Llama comediantes, hipócritas, charlatanes, a los que exhibían sus rezos y sus ofrendas al son de trompetas en las esquinas y en las plazas o desfiguraban «la cara para hacer ver a la gente que ayunan» (16). Es una crítica mordaz al eterno problema del fariseísmo, enfermedad que puede atacar a todos, pero que se ceba especialmente en las gentes de Iglesia, «personas en riesgo», como los fariseos de su tiempo. Con razón, una de las críticas históricas a la Iglesia como institución y a sus representantes ha sido precisamente la de la ostentación, el boato, la apariencia, el culto a la imagen.

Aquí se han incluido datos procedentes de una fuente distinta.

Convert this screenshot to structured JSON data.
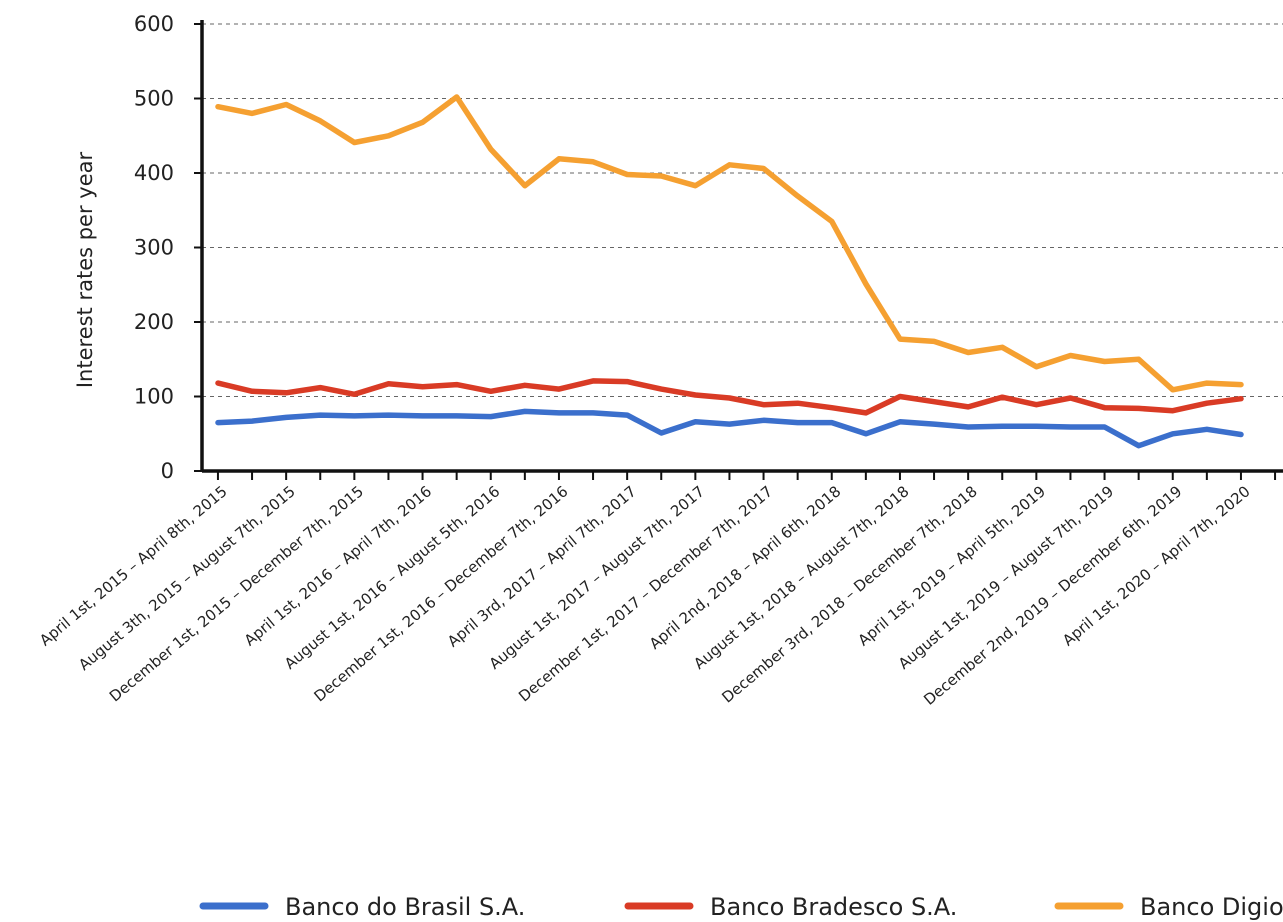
{
  "chart_data": {
    "type": "line",
    "ylabel": "Interest rates per year",
    "xlabel": "",
    "ylim": [
      0,
      600
    ],
    "yticks": [
      0,
      100,
      200,
      300,
      400,
      500,
      600
    ],
    "grid": true,
    "legend_position": "bottom",
    "x_tick_labels": [
      "April 1st, 2015 – April 8th, 2015",
      "August 3th, 2015 – August 7th, 2015",
      "December 1st, 2015 – December 7th, 2015",
      "April 1st, 2016 – April 7th, 2016",
      "August 1st, 2016 – August 5th, 2016",
      "December 1st, 2016 – December 7th, 2016",
      "April 3rd, 2017 – April 7th, 2017",
      "August 1st, 2017 – August 7th, 2017",
      "December 1st, 2017 – December 7th, 2017",
      "April 2nd, 2018 – April 6th, 2018",
      "August 1st, 2018 – August 7th, 2018",
      "December 3rd, 2018 – December 7th, 2018",
      "April 1st, 2019 – April 5th, 2019",
      "August 1st, 2019 – August 7th, 2019",
      "December 2nd, 2019 – December 6th, 2019",
      "April 1st, 2020 – April 7th, 2020"
    ],
    "series": [
      {
        "name": "Banco do Brasil S.A.",
        "color": "#3b6fcc",
        "values": [
          65,
          67,
          72,
          75,
          74,
          75,
          74,
          74,
          73,
          80,
          78,
          78,
          75,
          51,
          66,
          63,
          68,
          65,
          65,
          50,
          66,
          63,
          59,
          60,
          60,
          59,
          59,
          34,
          50,
          56,
          49
        ]
      },
      {
        "name": "Banco Bradesco S.A.",
        "color": "#d93b25",
        "values": [
          118,
          107,
          105,
          112,
          103,
          117,
          113,
          116,
          107,
          115,
          110,
          121,
          120,
          110,
          102,
          98,
          89,
          91,
          85,
          78,
          100,
          93,
          86,
          99,
          89,
          98,
          85,
          84,
          81,
          91,
          97
        ]
      },
      {
        "name": "Banco Digio",
        "color": "#f5a031",
        "values": [
          489,
          480,
          492,
          470,
          441,
          450,
          468,
          502,
          432,
          383,
          419,
          415,
          398,
          396,
          383,
          411,
          406,
          369,
          335,
          251,
          177,
          174,
          159,
          166,
          140,
          155,
          147,
          150,
          109,
          118,
          116
        ]
      }
    ]
  }
}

6,9-15 El Padrenuestro. Todas las religiones tienen su oración especial, la que define su identidad y queda grabada en la memoria colectiva de sus seguidores. Para los cristianos es el Padrenuestro u oración dominical –de «dominus», «señor» en latín–, porque ha salido de los labios del Señor. Lucas (11,1) dice explícitamente que fue enseñada por Jesús a petición de los discípulos. Mateo lo deja entender (9).
La versión que nos da Mateo es más elaborada que la de Lucas, quizás porque así se rezaba ya en las comunidades cristianas a las que dirige su evangelio. Con esta oración pedimos, agradecemos y nos renovamos. Contiene una invocación y siete peticiones, tres en honor de Dios (su nombre, su reino, su voluntad); cuatro a favor nuestro (nuestro pan, nuestras ofensas, nuestras tentaciones, los males que nos acechan).

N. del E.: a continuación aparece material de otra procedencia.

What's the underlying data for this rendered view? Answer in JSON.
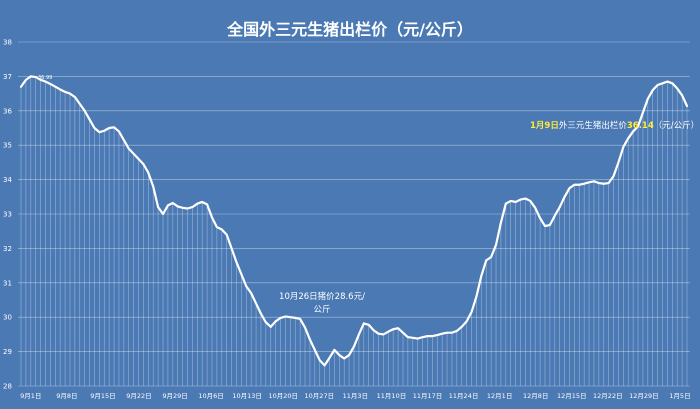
{
  "chart_data": {
    "type": "area",
    "title": "全国外三元生猪出栏价（元/公斤）",
    "xlabel": "",
    "ylabel": "",
    "ylim": [
      28,
      38
    ],
    "yticks": [
      28,
      29,
      30,
      31,
      32,
      33,
      34,
      35,
      36,
      37,
      38
    ],
    "grid": true,
    "legend": "none",
    "colors": {
      "background": "#4a79b4",
      "line": "#ffffff",
      "gridline": "#c9d8ec",
      "highlight": "#ffeb3b"
    },
    "xtick_labels": [
      "9月1日",
      "9月8日",
      "9月15日",
      "9月22日",
      "9月29日",
      "10月6日",
      "10月13日",
      "10月20日",
      "10月27日",
      "11月3日",
      "11月10日",
      "11月17日",
      "11月24日",
      "12月1日",
      "12月8日",
      "12月15日",
      "12月22日",
      "12月29日",
      "1月5日"
    ],
    "values": [
      36.7,
      36.9,
      37.0,
      36.98,
      36.9,
      36.85,
      36.78,
      36.7,
      36.62,
      36.55,
      36.5,
      36.4,
      36.2,
      36.0,
      35.75,
      35.5,
      35.38,
      35.42,
      35.5,
      35.52,
      35.4,
      35.15,
      34.9,
      34.75,
      34.6,
      34.45,
      34.2,
      33.8,
      33.2,
      33.0,
      33.25,
      33.32,
      33.22,
      33.18,
      33.16,
      33.2,
      33.3,
      33.35,
      33.28,
      32.9,
      32.62,
      32.55,
      32.4,
      32.0,
      31.6,
      31.25,
      30.9,
      30.7,
      30.4,
      30.1,
      29.85,
      29.72,
      29.88,
      29.98,
      30.02,
      30.0,
      29.98,
      29.95,
      29.7,
      29.35,
      29.05,
      28.75,
      28.6,
      28.82,
      29.05,
      28.9,
      28.8,
      28.9,
      29.15,
      29.5,
      29.82,
      29.78,
      29.62,
      29.52,
      29.5,
      29.58,
      29.65,
      29.68,
      29.55,
      29.42,
      29.4,
      29.38,
      29.42,
      29.45,
      29.45,
      29.48,
      29.52,
      29.55,
      29.55,
      29.6,
      29.72,
      29.88,
      30.15,
      30.6,
      31.2,
      31.65,
      31.75,
      32.1,
      32.75,
      33.3,
      33.38,
      33.35,
      33.42,
      33.45,
      33.38,
      33.18,
      32.88,
      32.65,
      32.68,
      32.95,
      33.2,
      33.5,
      33.75,
      33.85,
      33.85,
      33.88,
      33.92,
      33.95,
      33.9,
      33.88,
      33.9,
      34.1,
      34.5,
      34.95,
      35.2,
      35.4,
      35.55,
      35.95,
      36.35,
      36.6,
      36.75,
      36.8,
      36.85,
      36.8,
      36.65,
      36.45,
      36.14
    ],
    "annotations": [
      {
        "text": "36.99"
      },
      {
        "line1": "10月26日猪价28.6元/",
        "line2": "公斤"
      },
      {
        "date": "1月9日",
        "mid": "外三元生猪出栏价",
        "price": "36.14",
        "unit": "（元/公斤）"
      }
    ]
  }
}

La gran novedad de la oración dominical está en la primera palabra con la que comienza: «Padre», de la que surge espontáneamente y cobra verdadero sentido todo lo demás. Si bien la expresión «Padre» referida a Dios es frecuente en la tradición bíblica del Antiguo Testamento, nunca se había llegado más allá de un significado simbólico: Dios era padre del pueblo en general o se comportaba como un padre. En Jesús, el símbolo se hace realidad; Dios es realmente su padre, al que llama con el diminutivo entrañable con que los niños se dirigen a la persona que les dio la vida: «abba», «papá» en arameo. Pero no sólo es su padre, sino también nuestro padre; de cada uno en particular y de todos como familia suya y hermanos de su Hijo primogénito. Todo el Nuevo Testamento es revelación de este misterio de salvación (cfr. Rom 8,15; Ef 2,18; 3,12; Heb 10,17-20).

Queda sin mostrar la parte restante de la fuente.